Petrov type of linearly perturbed type D spacetimes

TL;DR

This paper investigates how linear perturbations affect the Petrov classification of type D spacetimes, revealing that generic perturbations lead to type I, with non-analytic changes in principal null directions, especially impacting Schwarzschild solutions.

Contribution

It provides a gauge-invariant method to analyze the algebraic type changes of spacetimes under linear perturbations, highlighting the transition from type D to type I or II.

Findings

Perturbed type D spacetimes are generally of type I.

Splittings of PNDs are non-analytic functions of perturbations.

Even modes can deform Schwarzschild into a type II spacetime.

Abstract

We show that a spacetime satisfying the linearized vacuum Einstein equations around a type D background is generically of type I, and that the splittings of the Principal Null Directions (PNDs) and of the degenerate eigenvalue of the Weyl tensor are non analytic functions of the perturbation parameter of the metric.
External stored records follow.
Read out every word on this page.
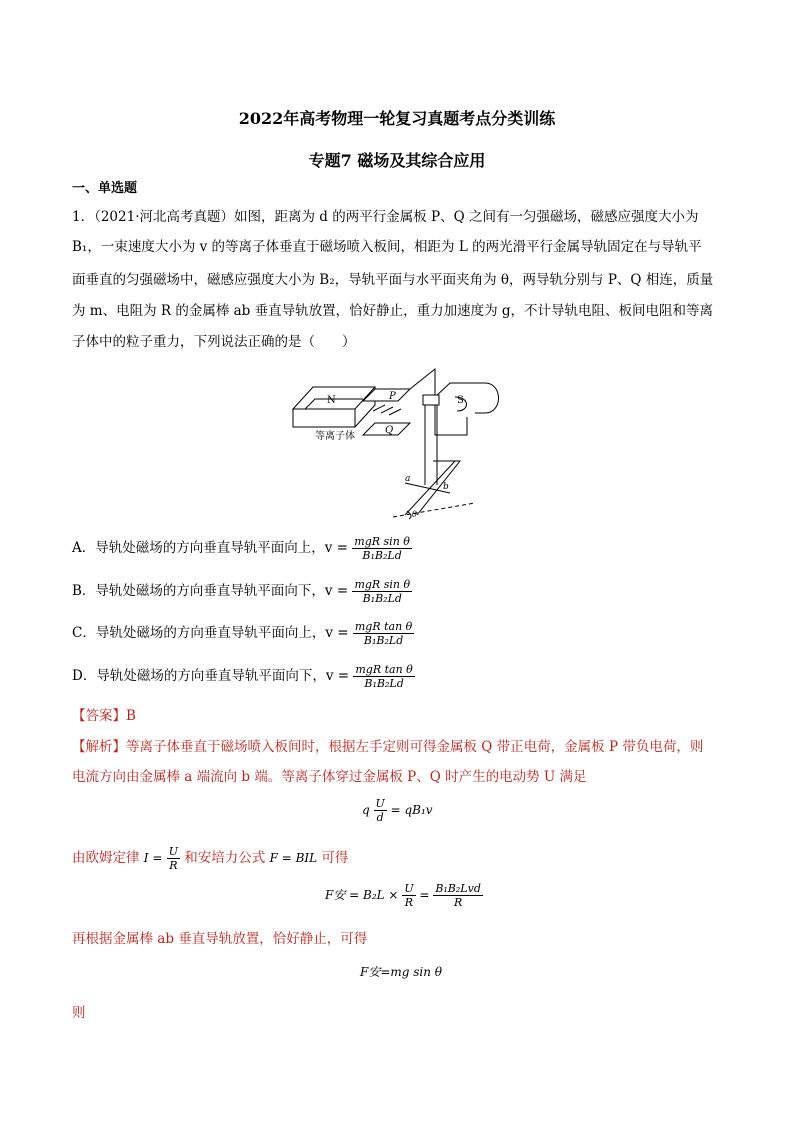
2022年高考物理一轮复习真题考点分类训练
专题7 磁场及其综合应用
一、单选题
1．（2021·河北高考真题）如图，距离为 d 的两平行金属板 P、Q 之间有一匀强磁场，磁感应强度大小为
B₁，一束速度大小为 v 的等离子体垂直于磁场喷入板间，相距为 L 的两光滑平行金属导轨固定在与导轨平
面垂直的匀强磁场中，磁感应强度大小为 B₂，导轨平面与水平面夹角为 θ，两导轨分别与 P、Q 相连，质量
为 m、电阻为 R 的金属棒 ab 垂直导轨放置，恰好静止，重力加速度为 g，不计导轨电阻、板间电阻和等离
子体中的粒子重力，下列说法正确的是（　　）
N	P	S
Q
等离子体
a
b
θ
A．导轨处磁场的方向垂直导轨平面向上，$v = \frac{\text{mgR sin θ}}{\text{B₁B₂Ld}}$
B．导轨处磁场的方向垂直导轨平面向下，$v = \frac{\text{mgR sin θ}}{\text{B₁B₂Ld}}$
C．导轨处磁场的方向垂直导轨平面向上，$v = \frac{\text{mgR tan θ}}{\text{B₁B₂Ld}}$
D．导轨处磁场的方向垂直导轨平面向下，$v = \frac{\text{mgR tan θ}}{\text{B₁B₂Ld}}$
【答案】B
【解析】等离子体垂直于磁场喷入板间时，根据左手定则可得金属板 Q 带正电荷，金属板 P 带负电荷，则
电流方向由金属棒 a 端流向 b 端。等离子体穿过金属板 P、Q 时产生的电动势 U 满足
q $\frac{U}{d} = qB_1v$
由欧姆定律 $I = \frac{U}{R}$ 和安培力公式 F = BIL 可得
F安 = $B_2L \times \frac{U}{R} = \frac{\text{B₁B₂Lvd}}{R}$
再根据金属棒 ab 垂直导轨放置，恰好静止，可得
F安=mg sin θ
则
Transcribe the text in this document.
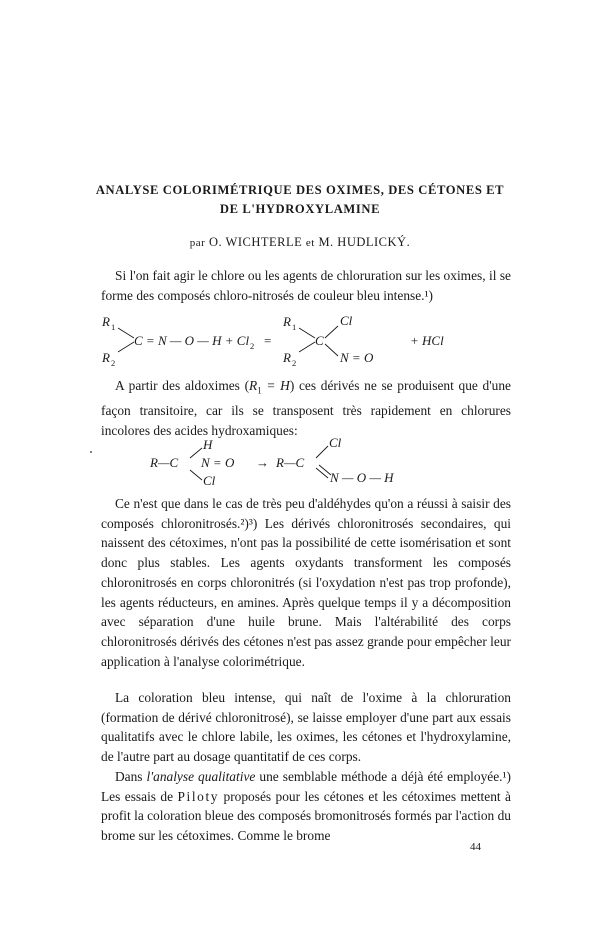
ANALYSE COLORIMÉTRIQUE DES OXIMES, DES CÉTONES ET
DE L'HYDROXYLAMINE
par O. WICHTERLE et M. HUDLICKÝ.

Si l'on fait agir le chlore ou les agents de chloruration sur les oximes, il se forme des composés chloro-nitrosés de couleur bleu intense.¹)

R 1
R 2
C = N — O — H + Cl 2 =
R 1
R 2
C
Cl
N = O
+ HCl

A partir des aldoximes $(R_1 = H)$ ces dérivés ne se produisent que d'une façon transitoire, car ils se transposent très rapidement en chlorures incolores des acides hydroxamiques:

R—C
H
N = O
Cl
→ R—C
Cl
N — O — H

Ce n'est que dans le cas de très peu d'aldéhydes qu'on a réussi à saisir des composés chloronitrosés.²)³) Les dérivés chloronitrosés secondaires, qui naissent des cétoximes, n'ont pas la possibilité de cette isomérisation et sont donc plus stables. Les agents oxydants transforment les composés chloronitrosés en corps chloronitrés (si l'oxydation n'est pas trop profonde), les agents réducteurs, en amines. Après quelque temps il y a décomposition avec séparation d'une huile brune. Mais l'altérabilité des corps chloronitrosés dérivés des cétones n'est pas assez grande pour empêcher leur application à l'analyse colorimétrique.

La coloration bleu intense, qui naît de l'oxime à la chloruration (formation de dérivé chloronitrosé), se laisse employer d'une part aux essais qualitatifs avec le chlore labile, les oximes, les cétones et l'hydroxylamine, de l'autre part au dosage quantitatif de ces corps.

Dans l'analyse qualitative une semblable méthode a déjà été employée.¹) Les essais de Piloty proposés pour les cétones et les cétoximes mettent à profit la coloration bleue des composés bromonitrosés formés par l'action du brome sur les cétoximes. Comme le brome

44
This provides a gauge invariant characterization of the effect of the perturbation on the underlying geometry, without appealing to differential curvature invariants. This is of particular interest for the Schwarzschild solution, for which there are no signatures of the even perturbations on the algebraic curvature invariants. We also show that, unlike the general case, the unstable even modes of the Schwarzschild naked singularity deforms the Weyl tensor into a type II one.